JR itu ditujukan untuk Peraturan Pemerintah Nomor 25 Tahun 2024 terkait Pemberian Izin Tambang untuk Ormas Keagamaan (PP 25/2024).
Setidaknya, ada 16 (enam belas) pemohon dari berbagai pihak yang akan ajukan JR itu, di antaranya termasuk anak bungsu Gus Dur, Inayat Wulandari, serta pihak dari PWNU Kaltim, Asman Aziz, dan beberapa pihak dari organisasi masyarakat sipil seperti Jaringan Advokasi Tambang (JATAM), dan Wahana Lingkungan Hidup Indonesia (WALHI).
Dalam zoom meeting bersama berbagai pihak, termasuk di antaranya kalangan jurnalis, alasan akan diajukannya JR itu sudah diungkap beberapa narasumber yang dihadirkan.
Di antaranya, dari Herlambang Perdana Wiratraman, pihak ahli hukum yang juga hadir dalam zoom meeting itu.
Pertama, ia menyinggung apa urgensinya organisasi masyarakat dalam fungsinya sebagai pihak yang akan mendapatkan izin pengelolaan tambang sesuai PP terbaru itu.
"Apa definisinya, ormas sejatinya bukan untuk kepentingan ekonomi. Ini tidak sesuai dengan visi misi, pendirian organisasi," katanya.
Logika ormas keagamaan yang nantinya juga diberikan kesempatan oleh negara untuk cawe-cawe dalam pengelolaan IUP, juga dinilainya tak masuk akal.
"Bagaimana bisa (masuk) logika, pnguasaan diserahkan ke ormas. Apakah ada pasal yang menyebut, bumi air dan kekayaan dikuasai oleh ormas? Kan tidak, yang ada itu, bumi, air, dan kekayaan alam yang terkandung di dalamnya dikuasai oleh negara dan dipergunakan untuk sebesar-besarnya kemakmuran rakyat, bukan kemakmuran ormas," ucapnya lagi.
"Jadi, melecehkan sekali hadirnya PP ini," ucapnya lagi.
Dia lanjutkan bahwa kalau dilihat secara hukum dan konstitusi, PP soal izin tambang ini juga bermasalah.

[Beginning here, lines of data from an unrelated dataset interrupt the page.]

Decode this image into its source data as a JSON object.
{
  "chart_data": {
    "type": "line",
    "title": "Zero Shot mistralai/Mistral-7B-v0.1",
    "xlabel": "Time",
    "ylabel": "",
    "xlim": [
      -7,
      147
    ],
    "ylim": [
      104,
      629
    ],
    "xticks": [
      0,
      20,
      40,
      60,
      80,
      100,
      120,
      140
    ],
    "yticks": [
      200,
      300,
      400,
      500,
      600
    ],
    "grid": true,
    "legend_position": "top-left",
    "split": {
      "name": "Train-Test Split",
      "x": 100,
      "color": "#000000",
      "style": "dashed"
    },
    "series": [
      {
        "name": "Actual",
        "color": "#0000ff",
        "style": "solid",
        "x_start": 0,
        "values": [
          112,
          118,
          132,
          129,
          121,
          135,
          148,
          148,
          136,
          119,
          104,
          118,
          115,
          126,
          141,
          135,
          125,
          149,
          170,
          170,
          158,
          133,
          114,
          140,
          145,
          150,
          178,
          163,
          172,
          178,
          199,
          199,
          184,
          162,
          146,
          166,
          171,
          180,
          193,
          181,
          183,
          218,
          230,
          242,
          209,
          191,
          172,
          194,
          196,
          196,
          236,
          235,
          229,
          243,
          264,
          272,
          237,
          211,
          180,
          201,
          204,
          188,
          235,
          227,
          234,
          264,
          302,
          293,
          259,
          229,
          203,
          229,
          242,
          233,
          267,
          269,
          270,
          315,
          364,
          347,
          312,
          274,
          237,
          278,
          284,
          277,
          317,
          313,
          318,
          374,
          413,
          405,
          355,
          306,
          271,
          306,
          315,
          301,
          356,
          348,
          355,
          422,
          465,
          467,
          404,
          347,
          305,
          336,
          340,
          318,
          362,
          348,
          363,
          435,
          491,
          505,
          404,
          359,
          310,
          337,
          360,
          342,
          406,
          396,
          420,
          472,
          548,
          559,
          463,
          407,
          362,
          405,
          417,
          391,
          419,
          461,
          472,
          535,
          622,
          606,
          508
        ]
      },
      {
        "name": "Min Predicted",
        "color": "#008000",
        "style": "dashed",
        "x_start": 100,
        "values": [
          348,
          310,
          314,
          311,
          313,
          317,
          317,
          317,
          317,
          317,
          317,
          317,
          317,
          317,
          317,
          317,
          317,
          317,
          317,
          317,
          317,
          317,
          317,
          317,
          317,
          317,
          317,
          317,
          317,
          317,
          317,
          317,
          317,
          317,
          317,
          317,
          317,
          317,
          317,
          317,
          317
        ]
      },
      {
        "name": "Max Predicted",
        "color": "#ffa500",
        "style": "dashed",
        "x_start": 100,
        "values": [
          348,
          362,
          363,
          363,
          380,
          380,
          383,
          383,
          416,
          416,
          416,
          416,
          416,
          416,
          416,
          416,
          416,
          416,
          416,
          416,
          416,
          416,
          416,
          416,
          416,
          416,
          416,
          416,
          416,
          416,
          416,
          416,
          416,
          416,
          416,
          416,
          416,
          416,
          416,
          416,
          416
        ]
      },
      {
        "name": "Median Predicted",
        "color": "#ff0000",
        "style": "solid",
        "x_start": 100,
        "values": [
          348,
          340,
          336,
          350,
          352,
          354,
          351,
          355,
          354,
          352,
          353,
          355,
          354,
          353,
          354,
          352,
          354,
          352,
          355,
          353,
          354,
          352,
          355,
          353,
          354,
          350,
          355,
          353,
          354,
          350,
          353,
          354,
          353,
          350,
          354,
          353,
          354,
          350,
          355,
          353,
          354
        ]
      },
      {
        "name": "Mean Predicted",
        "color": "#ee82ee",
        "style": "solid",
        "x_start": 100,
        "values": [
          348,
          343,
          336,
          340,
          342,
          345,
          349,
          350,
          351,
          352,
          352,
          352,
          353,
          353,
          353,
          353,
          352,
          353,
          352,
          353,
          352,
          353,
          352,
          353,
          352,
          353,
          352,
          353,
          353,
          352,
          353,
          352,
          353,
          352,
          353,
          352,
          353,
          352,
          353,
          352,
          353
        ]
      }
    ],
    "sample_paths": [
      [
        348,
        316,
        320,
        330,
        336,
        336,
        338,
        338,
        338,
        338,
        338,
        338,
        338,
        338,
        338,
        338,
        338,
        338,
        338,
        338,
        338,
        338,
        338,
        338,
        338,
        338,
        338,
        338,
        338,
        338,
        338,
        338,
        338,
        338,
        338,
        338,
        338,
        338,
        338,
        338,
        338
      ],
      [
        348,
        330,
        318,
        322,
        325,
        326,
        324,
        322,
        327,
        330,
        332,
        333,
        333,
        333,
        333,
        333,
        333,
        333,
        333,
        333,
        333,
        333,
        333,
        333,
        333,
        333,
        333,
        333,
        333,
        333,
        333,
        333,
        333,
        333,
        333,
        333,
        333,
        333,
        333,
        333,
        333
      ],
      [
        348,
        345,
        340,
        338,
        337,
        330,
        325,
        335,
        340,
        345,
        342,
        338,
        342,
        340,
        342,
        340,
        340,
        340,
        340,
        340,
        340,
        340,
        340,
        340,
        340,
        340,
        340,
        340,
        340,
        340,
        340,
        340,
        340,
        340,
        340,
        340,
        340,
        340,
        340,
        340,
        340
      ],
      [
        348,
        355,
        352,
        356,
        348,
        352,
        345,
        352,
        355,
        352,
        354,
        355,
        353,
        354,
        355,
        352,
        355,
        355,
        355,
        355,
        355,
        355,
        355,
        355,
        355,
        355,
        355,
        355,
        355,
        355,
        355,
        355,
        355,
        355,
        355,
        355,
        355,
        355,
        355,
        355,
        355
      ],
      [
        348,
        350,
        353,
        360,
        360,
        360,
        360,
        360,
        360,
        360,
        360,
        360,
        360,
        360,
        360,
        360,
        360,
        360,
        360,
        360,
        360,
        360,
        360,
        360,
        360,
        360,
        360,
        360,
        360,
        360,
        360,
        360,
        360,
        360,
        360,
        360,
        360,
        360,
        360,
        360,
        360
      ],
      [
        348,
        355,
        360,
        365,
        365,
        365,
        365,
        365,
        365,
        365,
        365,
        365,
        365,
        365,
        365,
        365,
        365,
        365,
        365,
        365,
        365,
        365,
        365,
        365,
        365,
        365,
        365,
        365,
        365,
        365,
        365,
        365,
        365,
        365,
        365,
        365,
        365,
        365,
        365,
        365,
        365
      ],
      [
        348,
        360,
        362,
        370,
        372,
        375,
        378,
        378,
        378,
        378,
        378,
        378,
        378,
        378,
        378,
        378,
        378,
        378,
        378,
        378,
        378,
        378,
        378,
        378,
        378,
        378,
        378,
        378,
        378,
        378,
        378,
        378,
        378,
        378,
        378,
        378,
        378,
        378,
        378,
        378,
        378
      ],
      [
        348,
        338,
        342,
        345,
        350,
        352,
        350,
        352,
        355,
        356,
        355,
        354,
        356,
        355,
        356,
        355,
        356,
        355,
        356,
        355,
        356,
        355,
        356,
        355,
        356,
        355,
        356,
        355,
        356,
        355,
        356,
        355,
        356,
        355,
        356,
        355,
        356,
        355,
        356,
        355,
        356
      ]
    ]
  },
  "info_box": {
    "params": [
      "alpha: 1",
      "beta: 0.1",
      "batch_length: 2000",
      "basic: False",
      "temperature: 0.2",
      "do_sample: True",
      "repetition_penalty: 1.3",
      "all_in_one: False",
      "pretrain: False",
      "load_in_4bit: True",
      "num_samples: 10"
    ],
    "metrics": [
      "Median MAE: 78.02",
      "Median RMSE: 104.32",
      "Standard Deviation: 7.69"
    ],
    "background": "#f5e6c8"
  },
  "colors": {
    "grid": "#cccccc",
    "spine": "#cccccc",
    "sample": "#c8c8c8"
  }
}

Penyebabnya, PP ini mengubah beberapa ketentuan dalam PP Nomor 96 Tahun 2021, salah satunya Pasal 83A yang mengatur bahwa dalam rangka peningkatan kesejahteraan masyarakat, WIUPK dapat dilakukan penawaran secara prioritas kepada badan usaha yang dimiliki oleh ormas keagamaan tanpa melalui proses lelang seperti yang diatur di dalam UU Minerba.
Dinilai bahwa PP ini bertentangan dengan UU Minerba, yang mengharuskan izin tambang diberikan melalui proses lelang.
Sementara itu, Hema Situmorang, pihak dari Jaringan Advokasi Tambang (Jatam) yang juga ikut sebagai pemohon sampaikan bahwa adanya PP ini bisa dibilang menjadi bukti bahwa negara melegitimasi. industri ekstraktif.
Selain itu, juga terkesan membuat negara melegitimasi adanya konflik antara ormas agama dengan para korban tambang.
"Ketika ormas beralih ke kepentingan tambang, maka warga-warga yang nantinya akan mendapati dampak negatif dari tambang, akan berkonflik dengan pihak ormas keagamaan yang sekarang jadi pihak yang terlibat dalam lingkar tambang," ucapnya. (pra)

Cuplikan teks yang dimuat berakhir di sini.